Brain-damaged man ‘pressured by Met Police into wrongly confessing murder’, court told

Brain-damaged man ‘pressured by Met Police into wrongly confessing murder’, court told

An “easily manipulated” brain-damaged youth jailed for shooting dead a shopkeeper in a robbery in 1990 was pressured by Metropolitan Police detectives into falsely confessing to the murder, a court has been told.

In what some believe to be the longest-ever miscarriage of justice in British history, Oliver Campbell, now 53, was found guilty during a trial in 1991 of killing Baldev Hoondle during the raid by two people at a London off-licence.

On Wednesday, 33 years after he was convicted alongside co-defendant Eric Samuels, the Court of Appeal was told there was a “combination of facts so compelling that they prove Oliver can’t have been the gunman”.

Opening the case after spending more than 20 years fighting for it to be referred for appeal, Michael Birnbaum QC said there had been a “slowly building crescendo of concern that Oliver might have confessed falsely”.

Suspicion fell upon Campbell, nearly 20 at the time, after his distinctive black British Knights cap – which was worn by the gunman – was found in an alleyway near Hackney’s G and H store.

“The detectives were plainly convinced that since he was the owner of the hat, he must’ve been the shooter,” Mr Birnbaum told the court. “They were determined to get him to admit that.”

However, while the cap belonged to him, Campbell’s lawyers say it was stolen by the real gunman who wore it during the robbery at about 10.35pm on July 22, 1990.

During a police interview on December 1, 1990, after he had been arrested for murder, Campbell confessed by saying: “I, I like pulled the trigger by accident.”

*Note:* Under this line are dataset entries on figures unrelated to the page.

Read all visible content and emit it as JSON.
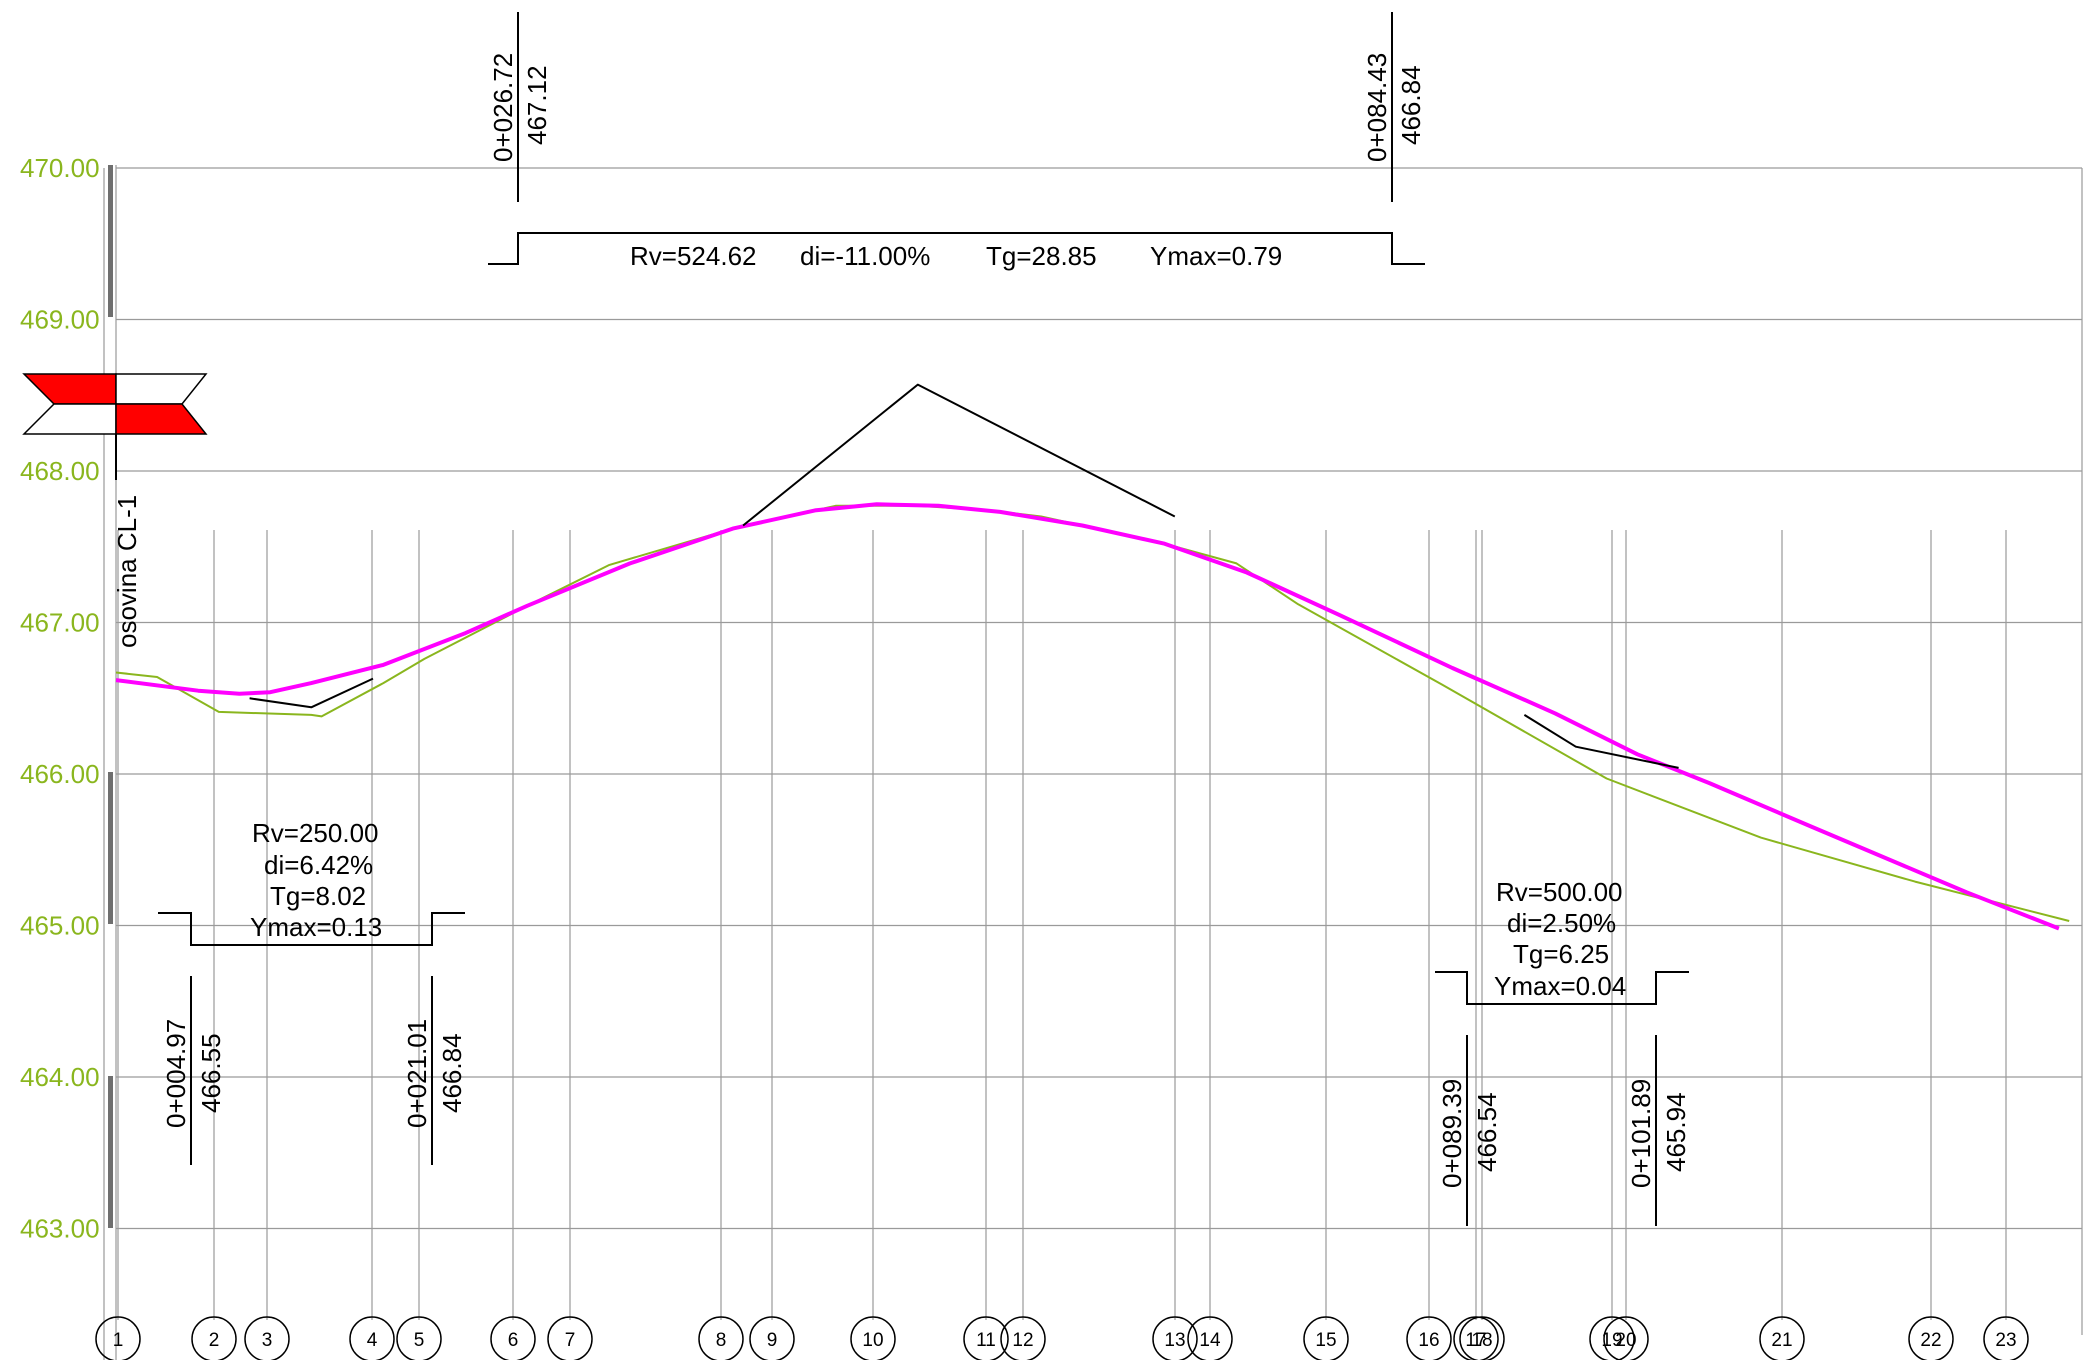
{
  "colors": {
    "axis_label": "#8ab61e",
    "terrain_line": "#8ab61e",
    "design_line": "#ff00ff",
    "construction_line": "#000000",
    "grid": "#9a9a9a",
    "marker_fill": "#ff0000"
  },
  "elevation_axis": {
    "labels": [
      "470.00",
      "469.00",
      "468.00",
      "467.00",
      "466.00",
      "465.00",
      "464.00",
      "463.00"
    ],
    "values": [
      470,
      469,
      468,
      467,
      466,
      465,
      464,
      463
    ]
  },
  "axis_name": "osovina CL-1",
  "vertical_curves": [
    {
      "rv": "Rv=524.62",
      "di": "di=-11.00%",
      "tg": "Tg=28.85",
      "ymax": "Ymax=0.79",
      "start_station": "0+026.72",
      "start_elevation": "467.12",
      "end_station": "0+084.43",
      "end_elevation": "466.84"
    },
    {
      "rv": "Rv=250.00",
      "di": "di=6.42%",
      "tg": "Tg=8.02",
      "ymax": "Ymax=0.13",
      "start_station": "0+004.97",
      "start_elevation": "466.55",
      "end_station": "0+021.01",
      "end_elevation": "466.84"
    },
    {
      "rv": "Rv=500.00",
      "di": "di=2.50%",
      "tg": "Tg=6.25",
      "ymax": "Ymax=0.04",
      "start_station": "0+089.39",
      "start_elevation": "466.54",
      "end_station": "0+101.89",
      "end_elevation": "465.94"
    }
  ],
  "stations": [
    "1",
    "2",
    "3",
    "4",
    "5",
    "6",
    "7",
    "8",
    "9",
    "10",
    "11",
    "12",
    "13",
    "14",
    "15",
    "16",
    "17",
    "18",
    "19",
    "20",
    "21",
    "22",
    "23"
  ],
  "chart_data": {
    "type": "line",
    "ylim": [
      463,
      470
    ],
    "series": [
      {
        "values": [
          [
            0,
            466.67
          ],
          [
            4,
            466.64
          ],
          [
            10,
            466.41
          ],
          [
            19,
            466.39
          ],
          [
            20,
            466.38
          ],
          [
            26,
            466.6
          ],
          [
            30,
            466.76
          ],
          [
            40,
            467.11
          ],
          [
            48,
            467.38
          ],
          [
            60,
            467.62
          ],
          [
            70,
            467.77
          ],
          [
            78,
            467.77
          ],
          [
            85,
            467.74
          ],
          [
            90,
            467.7
          ],
          [
            102,
            467.52
          ],
          [
            109,
            467.39
          ],
          [
            115,
            467.12
          ],
          [
            129,
            466.59
          ],
          [
            145,
            465.97
          ],
          [
            160,
            465.58
          ],
          [
            175,
            465.29
          ],
          [
            190,
            465.03
          ]
        ]
      },
      {
        "values": [
          [
            0,
            466.62
          ],
          [
            8,
            466.55
          ],
          [
            12,
            466.53
          ],
          [
            15,
            466.54
          ],
          [
            19,
            466.6
          ],
          [
            26,
            466.72
          ],
          [
            34,
            466.93
          ],
          [
            40,
            467.11
          ],
          [
            50,
            467.39
          ],
          [
            60,
            467.62
          ],
          [
            68,
            467.74
          ],
          [
            74,
            467.78
          ],
          [
            80,
            467.77
          ],
          [
            86,
            467.73
          ],
          [
            94,
            467.64
          ],
          [
            102,
            467.52
          ],
          [
            110,
            467.33
          ],
          [
            119,
            467.05
          ],
          [
            130,
            466.7
          ],
          [
            140,
            466.4
          ],
          [
            148,
            466.13
          ],
          [
            155,
            465.94
          ],
          [
            165,
            465.65
          ],
          [
            180,
            465.22
          ],
          [
            189,
            464.98
          ]
        ]
      },
      {
        "values": [
          [
            61,
            467.64
          ],
          [
            78,
            468.57
          ],
          [
            103,
            467.7
          ]
        ]
      },
      {
        "values": [
          [
            13,
            466.5
          ],
          [
            19,
            466.44
          ],
          [
            25,
            466.63
          ]
        ]
      },
      {
        "values": [
          [
            137,
            466.39
          ],
          [
            142,
            466.18
          ],
          [
            152,
            466.04
          ]
        ]
      }
    ]
  }
}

But Mr Birnbaum said there was a “real possibility his admissions would be excluded” if the case was heard today because Campbell’s severe disabilities, sustained from a brain injury when he was eight months old, were not fully understood at the time.

They include difficulties in concentrating and processing information, as well as being suggestible – agreeing with whatever he thinks someone wants to hear.

Mr Birnbaum, who described Campbell as “easily manipulated”, told the court: “The consensus of experts now is that they agree … that Oliver decided from pressure from police that confessing to an accidental killing was the least bad option.”

The barrister also described the confession as “nonsense” because “the admissions he made were inconsistent with each other and in some cases absurd”.

For example, Campbell said he used the gun with one hand, then said he used the other. He also claimed to use a holster made of string under his left arm, even though he is left-handed.

Referring to his subsequent trial at the Old Bailey, at which Campbell was found guilty of murder and sentenced to life imprisonment, Mr Birnbaum said: “Oliver was simply unable to to do justice to himself.

“These days, special measures would be taken to ensure Oliver could follow the trial. None of that was available in 1991. 

“He was simply an immensely challenged young man. He was simply out of his depth.”

Mr Birnbaum also criticised the “weak identification” of Campbell, who spent 11 years in jail, at the scene by an eyewitness and said evidence from Samuels exonerating him of involvement was not presented to the jury at the time.

The hearing continues and is due to last for two days.